Por Sonia Abadi
La especie humana, y muy especialmente la raza de los que frecuentan la milonga, se debate entre dos miedos igualmente aterradores: el miedo a la soledad y el miedo al compromiso.
Bailar tango es un deporte de riesgo. En cualquier momento se puede pasar del placer al temor y del temor al pánico. Ya en los preparativos comienzan las preocupaciones: si se eligió bien la ropa, si habrá con quien bailar. Una vez en la milonga los temores comienzan a tomar cuerpo: si la elegida estará disponible o esta noche se hace la indiferente, si ella conseguirá bailar con el que todas codician. Con distintos disfraces, los miedos de los hombres se resumen en el miedo a rebotar129, los de las mujeres en el miedo a planchar.
Pero al comenzar a frecuentar las milongas se hacen evidentes los verdaderos miedos. La milonga es el refugio perfecto para los que oscilan entre dos miedos contradictorios e igualmente intensos: el miedo a la soledad y el miedo al compromiso.
Se alejó de su familia, de sus amigos o está en crisis de pareja. El que va a la milonga sabe que nunca va a estar solo. De noche, de tarde o de madrugada, sabe que hay siempre un lugar abierto en donde sentirse acompañado. Siempre encontrará una mesa de amigos o una silla en la mesa de un extraño. Lo acompañarán la música, las copas y los compañeros de baile.
Sin embargo, basta que se enganche con alguien para que empiece a añorar su autonomía, a mirar con codicia a todos los otros, las otras.
Por eso las parejas que se forman en la milonga intentan todo tipo de pactos y contratos, siempre extravagantes e imposibles de cumplir, tratando de conciliar libertad y compromiso.
Prueban ir a diferentes milongas, se sientan en mesas separadas, se sientan juntos pero bailan con otros. Se ponen cuotas: dos o tres por noche, sólo cuatro tandas con otro. Ella lo obliga a excluir a algunas mujeres, él le reclama cuando cierra los ojos o se apila demasiado. Otros van en grupo y bailan sólo con los de la misma mesa. Bailan juntos pero se van cada uno por su lado, bailan con todos pero se van juntos.
Entre el hombre y la mujer el tira y afloje es permanente.
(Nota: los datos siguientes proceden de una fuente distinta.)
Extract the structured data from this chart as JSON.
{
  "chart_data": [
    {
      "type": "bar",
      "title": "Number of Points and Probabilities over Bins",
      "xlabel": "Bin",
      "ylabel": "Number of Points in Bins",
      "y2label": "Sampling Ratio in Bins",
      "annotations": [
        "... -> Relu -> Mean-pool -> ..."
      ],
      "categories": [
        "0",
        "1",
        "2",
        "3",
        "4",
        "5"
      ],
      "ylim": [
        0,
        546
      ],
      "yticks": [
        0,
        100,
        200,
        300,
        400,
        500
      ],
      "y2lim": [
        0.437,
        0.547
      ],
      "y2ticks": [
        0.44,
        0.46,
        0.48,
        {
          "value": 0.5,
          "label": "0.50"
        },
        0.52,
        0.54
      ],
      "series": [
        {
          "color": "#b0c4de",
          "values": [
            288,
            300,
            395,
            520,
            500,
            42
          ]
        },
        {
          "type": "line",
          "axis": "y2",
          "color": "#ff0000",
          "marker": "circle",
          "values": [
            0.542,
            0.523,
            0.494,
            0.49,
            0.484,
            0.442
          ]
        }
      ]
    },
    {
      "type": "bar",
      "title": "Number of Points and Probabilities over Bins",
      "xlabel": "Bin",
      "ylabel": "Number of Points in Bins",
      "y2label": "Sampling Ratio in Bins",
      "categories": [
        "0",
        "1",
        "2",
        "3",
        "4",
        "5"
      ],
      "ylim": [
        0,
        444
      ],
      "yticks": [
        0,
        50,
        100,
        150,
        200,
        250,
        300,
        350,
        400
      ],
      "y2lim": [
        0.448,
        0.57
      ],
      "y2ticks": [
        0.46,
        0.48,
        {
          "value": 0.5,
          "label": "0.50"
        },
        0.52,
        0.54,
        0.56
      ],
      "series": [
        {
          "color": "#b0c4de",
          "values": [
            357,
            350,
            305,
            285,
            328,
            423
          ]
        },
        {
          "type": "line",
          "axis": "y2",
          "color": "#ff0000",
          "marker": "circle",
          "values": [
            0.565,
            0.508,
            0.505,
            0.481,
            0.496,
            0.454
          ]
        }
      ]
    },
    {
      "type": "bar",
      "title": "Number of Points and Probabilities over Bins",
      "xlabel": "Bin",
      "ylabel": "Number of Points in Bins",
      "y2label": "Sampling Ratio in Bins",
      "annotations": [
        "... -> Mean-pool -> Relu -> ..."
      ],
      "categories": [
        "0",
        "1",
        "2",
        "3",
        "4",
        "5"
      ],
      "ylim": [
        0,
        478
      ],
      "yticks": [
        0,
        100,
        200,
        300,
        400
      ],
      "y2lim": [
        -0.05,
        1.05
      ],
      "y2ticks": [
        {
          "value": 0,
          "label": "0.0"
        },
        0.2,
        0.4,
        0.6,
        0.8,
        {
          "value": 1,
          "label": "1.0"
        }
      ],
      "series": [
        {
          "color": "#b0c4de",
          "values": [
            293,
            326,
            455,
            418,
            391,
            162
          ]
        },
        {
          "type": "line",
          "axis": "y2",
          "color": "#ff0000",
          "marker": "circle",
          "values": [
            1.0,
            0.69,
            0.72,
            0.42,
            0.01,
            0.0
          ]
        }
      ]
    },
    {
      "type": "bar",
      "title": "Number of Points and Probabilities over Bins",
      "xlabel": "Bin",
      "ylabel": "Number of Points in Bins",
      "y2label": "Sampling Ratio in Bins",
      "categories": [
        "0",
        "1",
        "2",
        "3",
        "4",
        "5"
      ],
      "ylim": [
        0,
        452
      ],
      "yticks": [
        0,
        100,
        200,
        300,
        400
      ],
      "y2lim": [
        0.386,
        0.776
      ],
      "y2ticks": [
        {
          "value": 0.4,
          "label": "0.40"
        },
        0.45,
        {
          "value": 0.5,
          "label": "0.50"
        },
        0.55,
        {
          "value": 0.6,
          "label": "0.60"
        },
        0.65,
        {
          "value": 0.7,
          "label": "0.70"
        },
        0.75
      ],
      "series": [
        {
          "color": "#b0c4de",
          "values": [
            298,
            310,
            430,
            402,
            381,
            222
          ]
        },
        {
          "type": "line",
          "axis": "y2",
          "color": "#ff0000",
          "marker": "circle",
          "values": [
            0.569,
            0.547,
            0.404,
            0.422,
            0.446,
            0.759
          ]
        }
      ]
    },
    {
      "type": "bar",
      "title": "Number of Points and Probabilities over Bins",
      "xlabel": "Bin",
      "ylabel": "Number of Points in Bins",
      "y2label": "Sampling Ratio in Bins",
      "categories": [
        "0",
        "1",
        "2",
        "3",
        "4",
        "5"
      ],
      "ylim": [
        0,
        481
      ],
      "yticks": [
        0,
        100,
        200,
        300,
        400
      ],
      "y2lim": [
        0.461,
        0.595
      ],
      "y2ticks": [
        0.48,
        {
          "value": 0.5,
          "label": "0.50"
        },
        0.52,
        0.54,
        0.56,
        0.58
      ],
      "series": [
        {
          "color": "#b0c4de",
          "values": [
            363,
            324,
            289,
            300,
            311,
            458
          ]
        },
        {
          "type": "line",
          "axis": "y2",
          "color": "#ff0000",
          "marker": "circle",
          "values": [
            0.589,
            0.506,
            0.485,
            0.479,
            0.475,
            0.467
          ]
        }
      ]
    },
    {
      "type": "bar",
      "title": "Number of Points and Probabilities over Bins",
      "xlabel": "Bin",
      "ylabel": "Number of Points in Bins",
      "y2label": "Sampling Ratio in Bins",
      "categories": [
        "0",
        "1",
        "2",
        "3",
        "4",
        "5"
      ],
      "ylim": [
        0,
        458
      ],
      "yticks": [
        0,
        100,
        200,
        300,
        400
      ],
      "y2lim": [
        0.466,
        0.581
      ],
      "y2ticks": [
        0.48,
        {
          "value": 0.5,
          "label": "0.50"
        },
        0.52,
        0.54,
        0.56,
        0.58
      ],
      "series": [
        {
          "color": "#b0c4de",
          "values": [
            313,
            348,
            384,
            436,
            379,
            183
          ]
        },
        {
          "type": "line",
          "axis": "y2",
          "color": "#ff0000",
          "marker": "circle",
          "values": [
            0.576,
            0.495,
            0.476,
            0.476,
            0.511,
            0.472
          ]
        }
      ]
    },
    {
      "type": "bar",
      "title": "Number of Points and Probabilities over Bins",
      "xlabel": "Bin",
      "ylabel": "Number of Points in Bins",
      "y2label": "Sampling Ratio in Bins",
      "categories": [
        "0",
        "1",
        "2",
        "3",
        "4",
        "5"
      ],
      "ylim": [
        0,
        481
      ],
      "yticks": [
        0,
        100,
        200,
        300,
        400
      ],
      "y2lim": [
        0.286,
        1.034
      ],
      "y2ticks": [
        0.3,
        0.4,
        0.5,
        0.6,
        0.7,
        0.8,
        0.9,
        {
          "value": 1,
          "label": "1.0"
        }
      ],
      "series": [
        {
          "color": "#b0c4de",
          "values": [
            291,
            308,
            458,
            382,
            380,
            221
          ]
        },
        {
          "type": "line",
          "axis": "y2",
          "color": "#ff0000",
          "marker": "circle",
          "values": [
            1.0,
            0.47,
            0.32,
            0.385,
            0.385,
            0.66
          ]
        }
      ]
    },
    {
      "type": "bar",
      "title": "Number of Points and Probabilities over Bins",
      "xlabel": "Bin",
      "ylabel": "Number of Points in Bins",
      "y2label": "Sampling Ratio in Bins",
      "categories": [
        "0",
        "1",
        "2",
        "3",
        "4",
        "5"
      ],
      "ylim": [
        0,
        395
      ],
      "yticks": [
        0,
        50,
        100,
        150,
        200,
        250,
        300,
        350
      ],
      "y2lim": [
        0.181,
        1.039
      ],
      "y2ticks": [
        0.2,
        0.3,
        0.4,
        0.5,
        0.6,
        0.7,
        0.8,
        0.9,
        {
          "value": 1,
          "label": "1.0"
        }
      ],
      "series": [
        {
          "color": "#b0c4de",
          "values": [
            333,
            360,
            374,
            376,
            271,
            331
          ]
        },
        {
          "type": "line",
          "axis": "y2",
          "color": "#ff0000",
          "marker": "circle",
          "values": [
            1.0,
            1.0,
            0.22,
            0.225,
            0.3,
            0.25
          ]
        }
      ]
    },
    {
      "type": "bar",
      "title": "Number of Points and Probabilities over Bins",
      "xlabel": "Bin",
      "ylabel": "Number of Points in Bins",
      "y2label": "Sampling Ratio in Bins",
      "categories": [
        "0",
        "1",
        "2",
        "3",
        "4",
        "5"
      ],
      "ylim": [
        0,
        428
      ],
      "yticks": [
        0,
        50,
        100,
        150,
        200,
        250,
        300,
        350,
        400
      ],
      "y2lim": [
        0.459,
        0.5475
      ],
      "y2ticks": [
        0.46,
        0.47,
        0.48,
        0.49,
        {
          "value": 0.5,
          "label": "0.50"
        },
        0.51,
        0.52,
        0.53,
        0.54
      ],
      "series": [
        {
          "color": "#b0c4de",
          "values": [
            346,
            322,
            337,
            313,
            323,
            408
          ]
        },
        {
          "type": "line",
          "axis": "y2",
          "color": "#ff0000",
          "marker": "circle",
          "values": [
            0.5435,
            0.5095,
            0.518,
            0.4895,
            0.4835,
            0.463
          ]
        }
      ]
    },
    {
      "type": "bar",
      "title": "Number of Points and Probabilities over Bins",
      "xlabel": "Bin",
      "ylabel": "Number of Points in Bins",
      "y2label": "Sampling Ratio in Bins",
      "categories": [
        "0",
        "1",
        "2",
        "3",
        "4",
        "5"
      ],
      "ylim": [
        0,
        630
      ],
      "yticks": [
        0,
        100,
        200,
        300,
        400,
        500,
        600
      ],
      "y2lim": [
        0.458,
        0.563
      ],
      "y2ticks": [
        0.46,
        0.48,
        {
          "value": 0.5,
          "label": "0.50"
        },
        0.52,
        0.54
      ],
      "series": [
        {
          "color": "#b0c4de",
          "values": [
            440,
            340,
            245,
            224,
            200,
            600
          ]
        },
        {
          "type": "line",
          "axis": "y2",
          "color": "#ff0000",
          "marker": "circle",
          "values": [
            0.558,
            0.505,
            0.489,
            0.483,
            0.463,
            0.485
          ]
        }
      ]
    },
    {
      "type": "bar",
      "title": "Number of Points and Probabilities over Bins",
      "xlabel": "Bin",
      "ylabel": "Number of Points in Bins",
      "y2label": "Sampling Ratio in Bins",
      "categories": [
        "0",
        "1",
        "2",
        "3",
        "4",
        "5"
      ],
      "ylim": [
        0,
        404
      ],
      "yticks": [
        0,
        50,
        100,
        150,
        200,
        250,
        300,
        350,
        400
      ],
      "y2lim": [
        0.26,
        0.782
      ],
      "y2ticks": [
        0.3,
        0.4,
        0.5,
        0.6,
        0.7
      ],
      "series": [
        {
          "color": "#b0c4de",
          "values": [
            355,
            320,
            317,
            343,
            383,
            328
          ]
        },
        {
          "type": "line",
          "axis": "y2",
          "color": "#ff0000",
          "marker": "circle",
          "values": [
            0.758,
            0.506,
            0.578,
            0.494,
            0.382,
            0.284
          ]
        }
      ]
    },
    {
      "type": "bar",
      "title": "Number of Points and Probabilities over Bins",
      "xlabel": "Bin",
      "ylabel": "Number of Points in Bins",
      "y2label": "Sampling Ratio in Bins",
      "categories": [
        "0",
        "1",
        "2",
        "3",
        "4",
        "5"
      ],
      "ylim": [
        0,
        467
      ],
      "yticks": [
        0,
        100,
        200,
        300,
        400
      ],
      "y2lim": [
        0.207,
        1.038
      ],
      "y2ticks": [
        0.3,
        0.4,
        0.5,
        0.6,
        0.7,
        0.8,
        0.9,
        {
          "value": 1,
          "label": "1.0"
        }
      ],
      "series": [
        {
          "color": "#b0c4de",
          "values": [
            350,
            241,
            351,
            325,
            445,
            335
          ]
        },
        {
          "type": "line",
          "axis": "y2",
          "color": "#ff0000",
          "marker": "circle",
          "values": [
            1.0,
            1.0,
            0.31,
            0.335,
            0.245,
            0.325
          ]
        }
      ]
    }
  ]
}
Cuando él quiere compromiso ella defiende su independencia, cuando ella se pone posesiva él sale huyendo. Delicado equilibrio en el que cada uno quiere comprometer sin comprometerse, ser libre sin dar libertad.
El día dramático suele ser el sábado, tradicionalmente día en que van a bailar las parejas. Si se va solo se corre el riesgo de sentirse un paria. Para los que no están en pareja las opciones son invitar a alguien o aceptar una invitación. El problema es que se crea un lazo que va a comenzar a pesar a medida que transcurre la semana, porque, como todos saben, estar atado un viernes es casi tan duro como estar solo un sábado.
Afortunadamente la milonga siempre está allí, descarada y excitante como una amante, comprensiva y acogedora como una madre. Siempre se puede volver cuando la soledad apremia, siempre queda la opción de huir cuando la situación se pone exigente.
Crucero del amor en dos por cuatro, estar en la milonga es uno de los modos posibles de navegar entre dos miedos, sin naufragar en la soledad ni quedar anclado al compromiso.